Blog on Kurdistan & Kurds

For a United and Independent Kurdistan

Archive for December 2022

Türklerin Hatay’ı ilhakının arka planı

leave a comment »

Türklerin Hatay’ı ilhakı benim bilebildiğim kadarıyla Kürd dünyasında arka planıyla bilinen bir konu değil. İskenderun’da, Hatay’ın güney kısmından hareketle tamamını kendi toprakları bilen Arapların arasında büyüdüğümden onların da “Hatay ne oldu da Türkiye’nin bir parçası oldu?” sorusuna cevaplarının olmadığını biliyorum. Suriye Devleti ve BAAS rejimi ise artık tarih olmuş eskinin Halep Vilayeti’nin bir parçası olmuş olmasından dolayı İskenderun Sancağı’nın Suriye Devleti’nin parçası olduğunu savunur. Savunur ama “Atı alan Üsküdar’ı geçti diye bir Türk atasözü var.

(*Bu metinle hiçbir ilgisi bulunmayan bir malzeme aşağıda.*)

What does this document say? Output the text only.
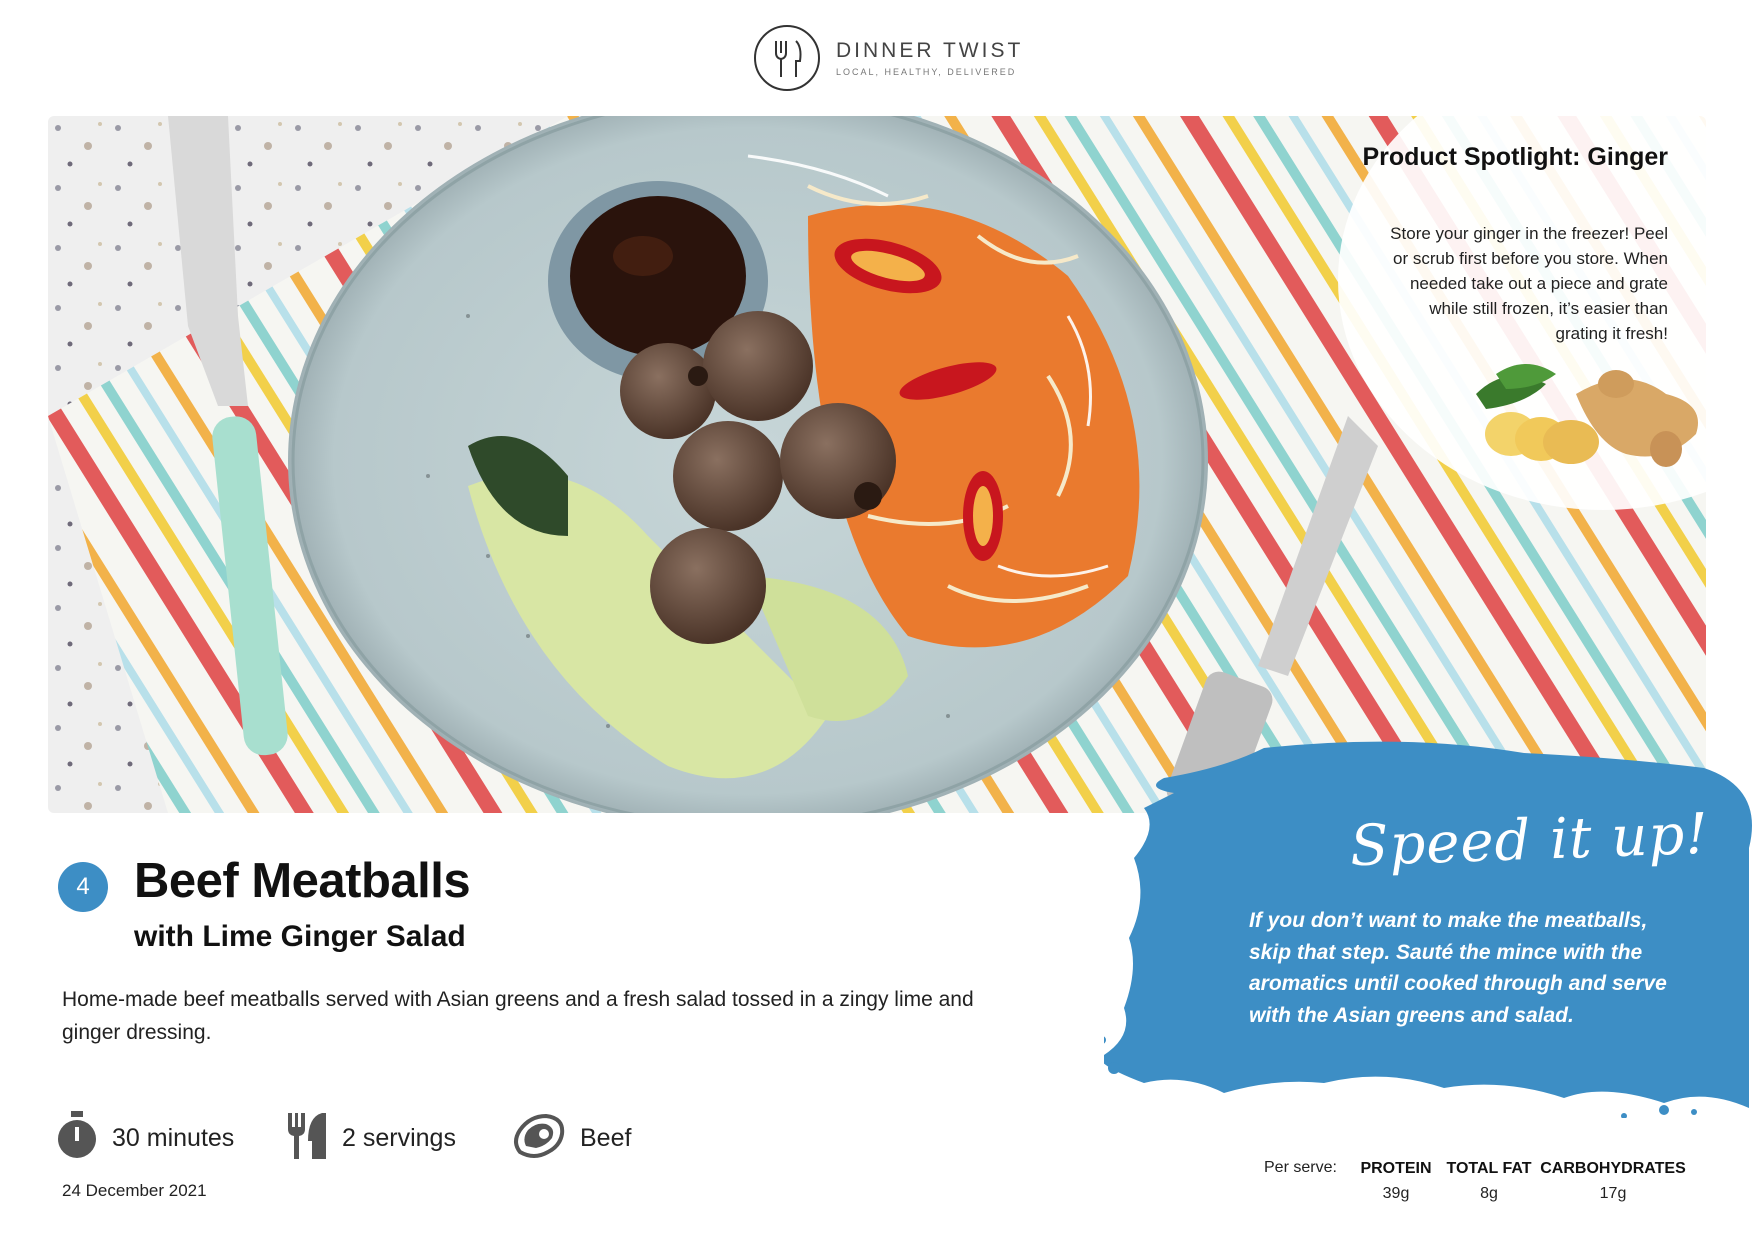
DINNER TWIST
LOCAL, HEALTHY, DELIVERED
Product Spotlight: Ginger
Store your ginger in the freezer! Peel or scrub first before you store. When needed take out a piece and grate while still frozen, it’s easier than grating it fresh!
Speed it up!
If you don’t want to make the meatballs, skip that step. Sauté the mince with the aromatics until cooked through and serve with the Asian greens and salad.
4 Beef Meatballs
with Lime Ginger Salad

Home-made beef meatballs served with Asian greens and a fresh salad tossed in a zingy lime and ginger dressing.

30 minutes	2 servings	Beef
24 December 2021
Per serve: PROTEIN
39g
TOTAL FAT
8g
CARBOHYDRATES
17g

Türkler nasıl bir hokus pokusla, nasıl bir diplomasiyle İskenderun Sacağı’nı (Sanjak of Alexandretta) Hatay deyip haritalarına eklediler?

İskenderun Sancağı Kürdistan’ın kuzeyi diye andığımız parçasının nihayetinde Türklere, Güney diye andığımız parçasının ise Irak’a kalmasına neden olan görüşmeler silsilesinde İngiliz, Fransız ve -Bolşevik Devrimi öncesi- Rusya tarafından aralarında paylaşılmayıp bağımsız olması öngörülen bir toprak parçası/siyasi irade.

Daha önce birkaç defa değindiğim, 1916 baharında yapılmış olan bir görüşmede üç devlet Kürdistan’ı da direk ilgilendiren şu maddeler üzerine anlaşmışlar:

1. Rusya; Erzurum, Trabzon, Van ve Bitlis vilayetlerine ek Kürdistan’ın güneyinde Muş – Siirt – Arnaci – Fars çizgisinde uzanan yerleri alacak. (MH notu: bu bölgenin doğusunda kalan Kürdistan parçası, Rojhelat, o dönemde zaten ya Rusların kontrolündeydi ya da Ruslara verilmek üzere üzerinde anlaşılmıştı)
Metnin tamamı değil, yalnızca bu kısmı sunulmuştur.